Birleşmiş Milletler Mülteciler Yüksek Komiserliği’ne (BMMYK) göre dünyada günümüzde yaklaşık 30 milyon çocuk doğduğu ülke dışında yaşamak zorunda bırakılmıştır. 13 milyonu mülteci veya sığınmacı pozisyonunda olan bu çocukların büyük çoğunluğu düşük veya orta gelirli ülkelerde ikamet etmektedir ve bu ülkeler de genellikle silahlı çatışma bölgelerine komşudur.[1]

Son yıllarda Avrupa Birliği (AB) ülkelerine giden çocuk mültecilerin sayısının bir hayli arttığı belirtilmektedir.
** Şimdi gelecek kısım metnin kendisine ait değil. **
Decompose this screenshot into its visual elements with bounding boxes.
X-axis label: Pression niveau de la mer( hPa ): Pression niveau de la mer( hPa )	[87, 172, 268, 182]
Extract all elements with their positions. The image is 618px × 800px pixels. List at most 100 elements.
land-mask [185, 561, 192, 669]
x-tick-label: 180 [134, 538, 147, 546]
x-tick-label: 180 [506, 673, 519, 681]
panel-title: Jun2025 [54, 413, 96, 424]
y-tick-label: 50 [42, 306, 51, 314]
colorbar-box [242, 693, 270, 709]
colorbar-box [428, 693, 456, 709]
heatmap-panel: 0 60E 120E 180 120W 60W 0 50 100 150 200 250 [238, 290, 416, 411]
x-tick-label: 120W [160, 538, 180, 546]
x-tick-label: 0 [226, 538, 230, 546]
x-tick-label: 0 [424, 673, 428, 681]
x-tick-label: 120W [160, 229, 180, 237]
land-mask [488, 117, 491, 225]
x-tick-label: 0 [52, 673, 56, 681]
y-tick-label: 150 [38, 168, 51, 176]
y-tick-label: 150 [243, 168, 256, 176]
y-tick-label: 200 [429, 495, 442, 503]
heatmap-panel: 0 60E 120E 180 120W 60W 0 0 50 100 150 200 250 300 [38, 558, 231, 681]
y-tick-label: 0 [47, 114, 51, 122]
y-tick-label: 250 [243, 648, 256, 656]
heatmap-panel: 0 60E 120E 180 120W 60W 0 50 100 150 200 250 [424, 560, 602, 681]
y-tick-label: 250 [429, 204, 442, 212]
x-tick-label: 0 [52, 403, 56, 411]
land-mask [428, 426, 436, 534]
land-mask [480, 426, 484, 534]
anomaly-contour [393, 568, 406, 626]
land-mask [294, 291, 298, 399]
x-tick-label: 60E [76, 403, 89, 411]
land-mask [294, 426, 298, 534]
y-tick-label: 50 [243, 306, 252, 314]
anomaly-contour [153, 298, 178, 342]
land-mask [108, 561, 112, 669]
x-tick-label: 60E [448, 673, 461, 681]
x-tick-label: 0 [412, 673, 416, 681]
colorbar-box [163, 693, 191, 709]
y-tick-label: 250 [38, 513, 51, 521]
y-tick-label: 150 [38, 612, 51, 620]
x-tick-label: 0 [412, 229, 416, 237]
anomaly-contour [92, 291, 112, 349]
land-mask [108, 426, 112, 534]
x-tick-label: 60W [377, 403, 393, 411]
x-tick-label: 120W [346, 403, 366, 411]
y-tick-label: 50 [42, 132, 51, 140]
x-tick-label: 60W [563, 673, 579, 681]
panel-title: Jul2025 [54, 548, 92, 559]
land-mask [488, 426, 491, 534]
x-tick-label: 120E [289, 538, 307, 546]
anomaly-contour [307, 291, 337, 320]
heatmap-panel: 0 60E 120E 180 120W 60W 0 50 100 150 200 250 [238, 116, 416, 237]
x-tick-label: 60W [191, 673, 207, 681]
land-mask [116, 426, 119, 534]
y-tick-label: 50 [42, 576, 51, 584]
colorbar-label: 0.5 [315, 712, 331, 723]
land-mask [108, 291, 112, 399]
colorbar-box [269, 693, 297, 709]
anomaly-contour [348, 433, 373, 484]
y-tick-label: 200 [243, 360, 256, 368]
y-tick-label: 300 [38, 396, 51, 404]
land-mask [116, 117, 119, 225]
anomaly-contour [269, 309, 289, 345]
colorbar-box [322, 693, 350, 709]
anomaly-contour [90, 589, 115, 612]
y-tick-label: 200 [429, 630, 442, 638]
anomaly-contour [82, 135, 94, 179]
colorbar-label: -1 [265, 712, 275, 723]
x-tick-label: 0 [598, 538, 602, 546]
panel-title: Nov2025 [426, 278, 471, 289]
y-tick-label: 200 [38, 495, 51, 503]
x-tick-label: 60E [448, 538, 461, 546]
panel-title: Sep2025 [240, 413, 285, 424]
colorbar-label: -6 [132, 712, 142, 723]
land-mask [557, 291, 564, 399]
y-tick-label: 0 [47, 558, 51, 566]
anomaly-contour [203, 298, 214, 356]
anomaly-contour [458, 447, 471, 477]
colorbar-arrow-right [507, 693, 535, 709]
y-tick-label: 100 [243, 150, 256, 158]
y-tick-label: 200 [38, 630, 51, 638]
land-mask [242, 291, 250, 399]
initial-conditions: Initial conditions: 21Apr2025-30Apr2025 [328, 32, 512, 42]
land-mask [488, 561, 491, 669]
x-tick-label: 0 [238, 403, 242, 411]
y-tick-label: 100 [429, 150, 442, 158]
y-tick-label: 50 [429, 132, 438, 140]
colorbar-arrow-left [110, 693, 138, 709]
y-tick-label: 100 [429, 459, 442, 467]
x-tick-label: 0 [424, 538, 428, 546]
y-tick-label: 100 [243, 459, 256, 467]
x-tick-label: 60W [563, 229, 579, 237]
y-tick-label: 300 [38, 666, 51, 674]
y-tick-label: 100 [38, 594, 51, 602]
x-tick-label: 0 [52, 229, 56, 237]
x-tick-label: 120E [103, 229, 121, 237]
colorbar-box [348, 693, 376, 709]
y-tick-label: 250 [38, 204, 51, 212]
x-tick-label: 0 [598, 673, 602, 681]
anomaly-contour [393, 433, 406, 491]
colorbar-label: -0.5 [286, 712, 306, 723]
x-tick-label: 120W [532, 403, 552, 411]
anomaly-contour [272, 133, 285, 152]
Çeşitli kaynaklarda bu sayının 2015-2017 yılları arasında 1 milyona yaklaştığı ifade edilmektedir. Bu çocukların yaklaşık 200.000’inin ise, göç yolculuğu sırasında ebeveynlerinden herhangi birinin eşlik etmediği refakatsiz çocuklar ve gençler olduğu bildirilmektedir.[2]

Aşağıdaki tablo 2015-2017 döneminde refakatsiz çocukların en yüksek ve en düşük yüzdelerde bulunduğu Avrupa Ekonomik Bölgesi Ülkeleri’ni göstermektedir.[3] Bir çocuğun normal şartlar altında dahi ailesi ile bir coğrafyadan başka bir coğrafyaya zorunlu göçü olağanüstü bir durumken, refakatsiz olarak göç etmek mecburiyetinde kalan çocuklar, başta sağlık sorunları olmak üzere başka birçok sorunla mücadele etmek durumunda kalmaktadır.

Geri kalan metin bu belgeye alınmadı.